If genuine subconscious mathematical activity really can be divided
along symbolic and visual lines, that right there constitutes an insight
into mathematical thought, namely that not all mathematicians depend on
the same intuitions. To try to collect the mathematical activities of
the mind under a single umbrella of intuitionism (if that was Brouwer's
original hope) would seem to ignore that dichotomy. At the very least
one should ask which kind of mathematical thought various flavors of
intuitionism claim to cater for. And do all visual thinkers work from a
similar stock of images?
If we assume with Brouwer that the "mathematical activity of the mind"
is a significantly different activity from written mathematics, the only
point left to argue about is which of the two is more deserving of the
epithet "essence of mathematics." To me the written solution is
essential in its own way; mathematics would never have arrived at its
present state had it evolved as something each of us has to work out in
private without both the obligation and the ability to share our
findings. The essence of mathematics as a discipline is embodied in the
documentation of its successes as much as in the discovery process.

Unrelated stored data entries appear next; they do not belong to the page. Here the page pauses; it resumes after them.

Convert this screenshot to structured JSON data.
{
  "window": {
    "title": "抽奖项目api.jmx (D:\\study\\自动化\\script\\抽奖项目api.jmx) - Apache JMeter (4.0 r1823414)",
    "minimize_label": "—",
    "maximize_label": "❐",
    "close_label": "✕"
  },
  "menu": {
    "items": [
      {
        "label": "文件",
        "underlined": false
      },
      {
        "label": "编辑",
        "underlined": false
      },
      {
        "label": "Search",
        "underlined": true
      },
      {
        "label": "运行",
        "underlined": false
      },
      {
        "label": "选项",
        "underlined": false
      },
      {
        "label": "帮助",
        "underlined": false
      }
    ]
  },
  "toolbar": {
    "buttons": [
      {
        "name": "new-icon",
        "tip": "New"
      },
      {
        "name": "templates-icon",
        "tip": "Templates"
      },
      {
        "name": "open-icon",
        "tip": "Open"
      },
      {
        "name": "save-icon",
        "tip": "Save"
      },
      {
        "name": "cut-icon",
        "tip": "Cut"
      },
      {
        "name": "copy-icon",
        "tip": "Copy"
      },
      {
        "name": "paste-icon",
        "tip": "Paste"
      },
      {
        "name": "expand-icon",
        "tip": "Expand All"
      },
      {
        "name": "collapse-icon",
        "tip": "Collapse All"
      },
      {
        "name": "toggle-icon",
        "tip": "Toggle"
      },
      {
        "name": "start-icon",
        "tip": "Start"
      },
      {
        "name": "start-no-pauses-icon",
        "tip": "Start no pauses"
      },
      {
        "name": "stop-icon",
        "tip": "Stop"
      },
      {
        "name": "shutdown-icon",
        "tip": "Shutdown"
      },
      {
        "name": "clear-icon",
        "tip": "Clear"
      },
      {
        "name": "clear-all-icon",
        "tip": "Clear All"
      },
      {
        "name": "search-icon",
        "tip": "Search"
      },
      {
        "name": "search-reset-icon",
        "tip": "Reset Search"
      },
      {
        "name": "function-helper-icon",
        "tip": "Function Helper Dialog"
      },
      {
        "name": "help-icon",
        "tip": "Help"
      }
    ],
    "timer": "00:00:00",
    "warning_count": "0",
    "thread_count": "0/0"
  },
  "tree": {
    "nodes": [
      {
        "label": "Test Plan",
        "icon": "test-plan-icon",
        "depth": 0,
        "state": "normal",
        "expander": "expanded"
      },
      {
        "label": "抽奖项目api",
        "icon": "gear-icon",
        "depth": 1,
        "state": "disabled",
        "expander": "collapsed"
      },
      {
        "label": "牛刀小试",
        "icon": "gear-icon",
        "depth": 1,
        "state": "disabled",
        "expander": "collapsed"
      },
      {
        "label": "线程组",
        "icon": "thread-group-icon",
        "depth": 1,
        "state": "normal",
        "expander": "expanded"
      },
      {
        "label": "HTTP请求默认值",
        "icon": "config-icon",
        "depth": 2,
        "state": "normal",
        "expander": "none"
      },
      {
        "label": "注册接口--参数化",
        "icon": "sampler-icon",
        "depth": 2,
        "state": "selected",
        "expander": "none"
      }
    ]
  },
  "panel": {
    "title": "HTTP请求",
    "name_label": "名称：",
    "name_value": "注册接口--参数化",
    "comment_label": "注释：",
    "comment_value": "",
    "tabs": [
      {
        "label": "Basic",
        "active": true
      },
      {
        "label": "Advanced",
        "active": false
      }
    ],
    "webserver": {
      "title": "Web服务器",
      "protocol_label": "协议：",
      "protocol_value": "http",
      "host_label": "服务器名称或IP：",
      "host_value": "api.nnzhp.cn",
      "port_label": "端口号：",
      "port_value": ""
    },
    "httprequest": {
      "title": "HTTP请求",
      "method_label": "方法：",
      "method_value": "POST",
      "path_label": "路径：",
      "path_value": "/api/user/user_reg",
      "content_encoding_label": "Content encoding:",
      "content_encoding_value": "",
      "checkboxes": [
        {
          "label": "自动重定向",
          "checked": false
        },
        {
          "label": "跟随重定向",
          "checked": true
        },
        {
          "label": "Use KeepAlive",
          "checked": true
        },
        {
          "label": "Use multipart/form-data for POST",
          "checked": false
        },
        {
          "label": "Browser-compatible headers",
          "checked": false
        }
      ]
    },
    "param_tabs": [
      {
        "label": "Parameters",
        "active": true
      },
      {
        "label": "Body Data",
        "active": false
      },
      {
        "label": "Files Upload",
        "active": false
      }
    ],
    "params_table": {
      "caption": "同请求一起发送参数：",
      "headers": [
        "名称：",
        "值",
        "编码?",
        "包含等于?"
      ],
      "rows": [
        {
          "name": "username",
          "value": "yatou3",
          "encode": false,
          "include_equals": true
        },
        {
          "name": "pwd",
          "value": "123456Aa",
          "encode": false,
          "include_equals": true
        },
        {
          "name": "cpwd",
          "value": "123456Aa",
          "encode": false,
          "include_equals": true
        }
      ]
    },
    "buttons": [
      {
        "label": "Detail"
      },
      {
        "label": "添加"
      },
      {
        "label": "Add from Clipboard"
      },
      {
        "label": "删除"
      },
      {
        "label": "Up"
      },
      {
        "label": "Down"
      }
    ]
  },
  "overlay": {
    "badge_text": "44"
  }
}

Interestingly the following paper seems more directly informed by Polya
than Brouwer, yet indirectly more by Brouwer through its preference for
analysis over Polya's wider range of interests. (Polya was a noted
skeptic of Brouwer, and famously accepted a bet by Brouwer's defender
Weyl, that in 20 years Polya and a majority of representative
mathematicians would admit that the propositions "every bounded nonempty
sets of reals has a precise least upper bound," and "every infinite set
of numbers has a denumerable subset," contain vague concepts, but that a
natural interpretation makes them both false.
Wasburn-Moses, J. M. , 2004-10-21 "Solving and Solution: The Interplay
of Multiple Discourses of Mathematics" Paper presented at the annual
meeting of the North American Chapter of the International Group for the
Psychology of Mathematics Education, Delta Chelsea Hotel, Toronto,
Ontario, Canada Online <.PDF>. 2008-10-10 from
http://www.allacademic.com/meta/p117689_index.html
While the paper doesn't dive very far below the surface of mathematical
thought, I liked the title's distinction between "solving" and
"solution," one that is likely to remain wide open for fruitful
investigation for many more decades.